# Coke Ola check out this imitator



## Dragon0421 (Mar 20, 2011)

I was very pleased to find this bottle have never seen it and everyone i have asked this week knows nothing about it. It is a Coke ola bottle from danville, ky any info on this one would be great i would think it would have a story behind it.


----------



## Dragon0421 (Mar 20, 2011)

close up


----------



## Dragon0421 (Mar 20, 2011)

back close up


----------



## sodapops (Mar 20, 2011)

That would be a beautiful bottle tumbled and painted white.[]


----------



## TJSJHART (Mar 20, 2011)

CURING THE SICKNESS ON THAT BOTTLE WOULD REALLY ,,,WELL IMPROVE IT...NICE FIND.


----------



## morbious_fod (Mar 20, 2011)

I kept looking at that one, but didn't jump on it. Good find.


----------



## Tomn8tr (May 4, 2011)

> Coke ola


 
 I know this topic is from a while ago, but I found this link to Google Books that talks about some of the impersinator bottles....

Google Books


----------



## fishnuts (May 4, 2011)

That one is pretty sweet.
 Trying to infringe on two different brands names.  How delightful!
 I have a Sher A Coca that seems to be trying to do the same thing.
 And it's from Lexington, Ky.  Lawless bottlers, eh?


----------



## Dragon0421 (May 4, 2011)

Pretty cool find in the book i havent found any more info on the bottle yet. Also fishnuts the sher a cola is it the one with the s that kind of wraps around it. THanks for the replys


----------



## celerycola (May 5, 2011)

Your bottle should have "A. L." on the bottom for Antonio Longo. He later bottled the same drink as Lon-Kola.


----------



## Dragon0421 (May 5, 2011)

you are right it does have an AL on the bottom do you know if they were in business long under that name, celery. Also thanks for the info


----------



## splante (May 6, 2011)

could just imagine the law suits


----------



## fishnuts (May 6, 2011)

Here's a pic of the Sher-A-Coca.
 And yes, it has a very large 'S'.  When I first looked at the bottle I could only see the top half of the 'S' so thought the 'knock-off' said Cher-A-Coca.  The seller soon corrected me....oohh, there's the 'S'!
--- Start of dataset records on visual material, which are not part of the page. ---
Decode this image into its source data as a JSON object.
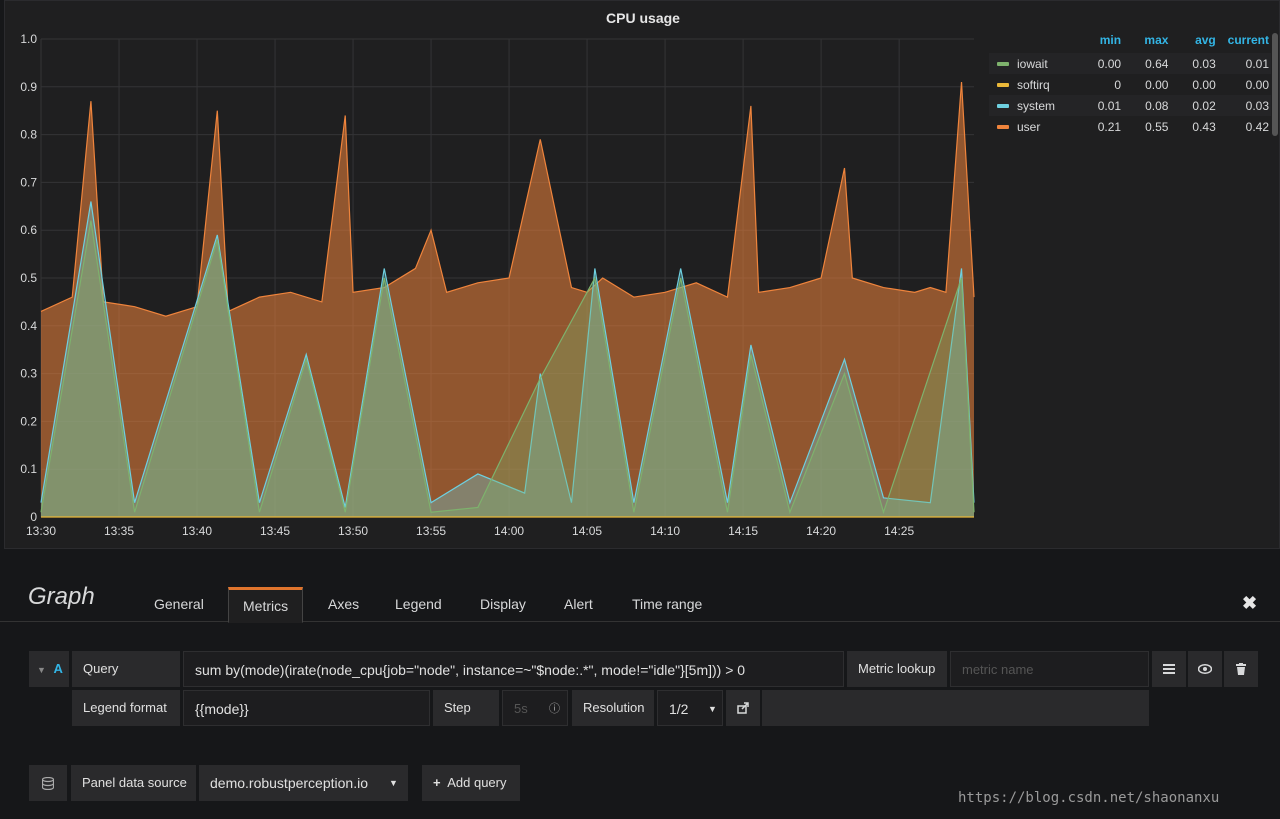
{
  "panel": {
    "title": "CPU usage"
  },
  "chart_data": {
    "type": "area",
    "title": "CPU usage",
    "xlabel": "",
    "ylabel": "",
    "ylim": [
      0,
      1.0
    ],
    "yticks": [
      "0",
      "0.1",
      "0.2",
      "0.3",
      "0.4",
      "0.5",
      "0.6",
      "0.7",
      "0.8",
      "0.9",
      "1.0"
    ],
    "xticks": [
      "13:30",
      "13:35",
      "13:40",
      "13:45",
      "13:50",
      "13:55",
      "14:00",
      "14:05",
      "14:10",
      "14:15",
      "14:20",
      "14:25"
    ],
    "xrange_minutes": [
      0,
      59.8
    ],
    "grid": true,
    "legend_placement": "right",
    "colors": {
      "iowait": "#7eb26d",
      "softirq": "#eab839",
      "system": "#6ed0e0",
      "user": "#ef843c"
    },
    "series": [
      {
        "name": "user",
        "x_minutes": [
          0,
          2,
          3.2,
          4,
          6,
          8,
          10,
          11.3,
          12,
          14,
          16,
          18,
          19.5,
          20,
          22,
          24,
          25,
          26,
          28,
          30,
          32,
          34,
          35,
          36,
          38,
          40,
          42,
          44,
          45.5,
          46,
          48,
          50,
          51.5,
          52,
          54,
          56,
          57,
          58,
          59,
          59.8
        ],
        "values": [
          0.43,
          0.46,
          0.87,
          0.45,
          0.44,
          0.42,
          0.44,
          0.85,
          0.43,
          0.46,
          0.47,
          0.45,
          0.84,
          0.47,
          0.48,
          0.52,
          0.6,
          0.47,
          0.49,
          0.5,
          0.79,
          0.48,
          0.47,
          0.5,
          0.46,
          0.47,
          0.49,
          0.46,
          0.86,
          0.47,
          0.48,
          0.5,
          0.73,
          0.5,
          0.48,
          0.47,
          0.48,
          0.47,
          0.91,
          0.46
        ]
      },
      {
        "name": "system",
        "x_minutes": [
          0,
          3.2,
          6,
          11.3,
          14,
          17,
          19.5,
          22,
          25,
          28,
          31,
          32,
          34,
          35.5,
          38,
          41,
          44,
          45.5,
          48,
          51.5,
          54,
          57,
          59,
          59.8
        ],
        "values": [
          0.03,
          0.66,
          0.03,
          0.59,
          0.03,
          0.34,
          0.02,
          0.52,
          0.03,
          0.09,
          0.05,
          0.3,
          0.03,
          0.52,
          0.03,
          0.52,
          0.03,
          0.36,
          0.03,
          0.33,
          0.04,
          0.03,
          0.52,
          0.03
        ]
      },
      {
        "name": "iowait",
        "x_minutes": [
          0,
          3.2,
          6,
          11.3,
          14,
          17,
          19.5,
          22,
          25,
          28,
          32,
          35.5,
          38,
          41,
          44,
          45.5,
          48,
          51.5,
          54,
          59,
          59.8
        ],
        "values": [
          0.01,
          0.62,
          0.01,
          0.58,
          0.01,
          0.33,
          0.01,
          0.5,
          0.01,
          0.02,
          0.29,
          0.5,
          0.01,
          0.5,
          0.01,
          0.34,
          0.01,
          0.3,
          0.01,
          0.5,
          0.01
        ]
      },
      {
        "name": "softirq",
        "x_minutes": [
          0,
          59.8
        ],
        "values": [
          0,
          0
        ]
      }
    ]
  },
  "legend": {
    "headers": [
      "min",
      "max",
      "avg",
      "current"
    ],
    "rows": [
      {
        "name": "iowait",
        "color": "#7eb26d",
        "min": "0.00",
        "max": "0.64",
        "avg": "0.03",
        "current": "0.01"
      },
      {
        "name": "softirq",
        "color": "#eab839",
        "min": "0",
        "max": "0.00",
        "avg": "0.00",
        "current": "0.00"
      },
      {
        "name": "system",
        "color": "#6ed0e0",
        "min": "0.01",
        "max": "0.08",
        "avg": "0.02",
        "current": "0.03"
      },
      {
        "name": "user",
        "color": "#ef843c",
        "min": "0.21",
        "max": "0.55",
        "avg": "0.43",
        "current": "0.42"
      }
    ]
  },
  "editor": {
    "title": "Graph",
    "tabs": [
      "General",
      "Metrics",
      "Axes",
      "Legend",
      "Display",
      "Alert",
      "Time range"
    ],
    "active_tab": "Metrics",
    "close_icon": "close-icon"
  },
  "query": {
    "ref_id": "A",
    "query_label": "Query",
    "query_value": "sum by(mode)(irate(node_cpu{job=\"node\", instance=~\"$node:.*\", mode!=\"idle\"}[5m])) > 0",
    "metric_lookup_label": "Metric lookup",
    "metric_placeholder": "metric name",
    "legend_format_label": "Legend format",
    "legend_format_value": "{{mode}}",
    "step_label": "Step",
    "step_placeholder": "5s",
    "resolution_label": "Resolution",
    "resolution_value": "1/2"
  },
  "footer": {
    "data_source_label": "Panel data source",
    "data_source_value": "demo.robustperception.io",
    "add_query_label": "Add query"
  },
  "watermark": "https://blog.csdn.net/shaonanxu"
}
 I'm sure that attorneys were on lots of trains headed to Kentucky...the land of lawless soda scafflaws.


----------



## romevac (Sep 20, 2011)

Hello, found this out of curiosity.  That's a cool bottle: Coke Ola?  I don't have one of these--interested in selling?

 Thanks


----------



## romevac (Sep 20, 2011)

Hello celerycola: I like that label for Coke Ola.  Where did you find that?

 Thanks!


----------



## celerycola (Sep 21, 2011)

That's a copy from the court records where Coca-Cola sued Coke Ola.


> ORIGINAL:  romevac
> 
> Hello celerycola: I like that label for Coke Ola.Â  Where did you find that?
> 
> Thanks!


----------



## romevac (Sep 26, 2011)

Hello celerycola,

 Thanks for your reply!  As you can tell I am pretty new to the researching end on bottles.  How would I be able to obtain a copy of the lawsuit you mentioned for Coke-Ola?  

 I am fascinated.  Any pointers from any of the users would be greatly appreciated.  I am especially interested in bottles, bottlers, labels, in the Danville, KY and surrounding area.

 I am also a new user to this site, so please forgive any mistakes I make as I learn my way around the site.

 Thanks,


----------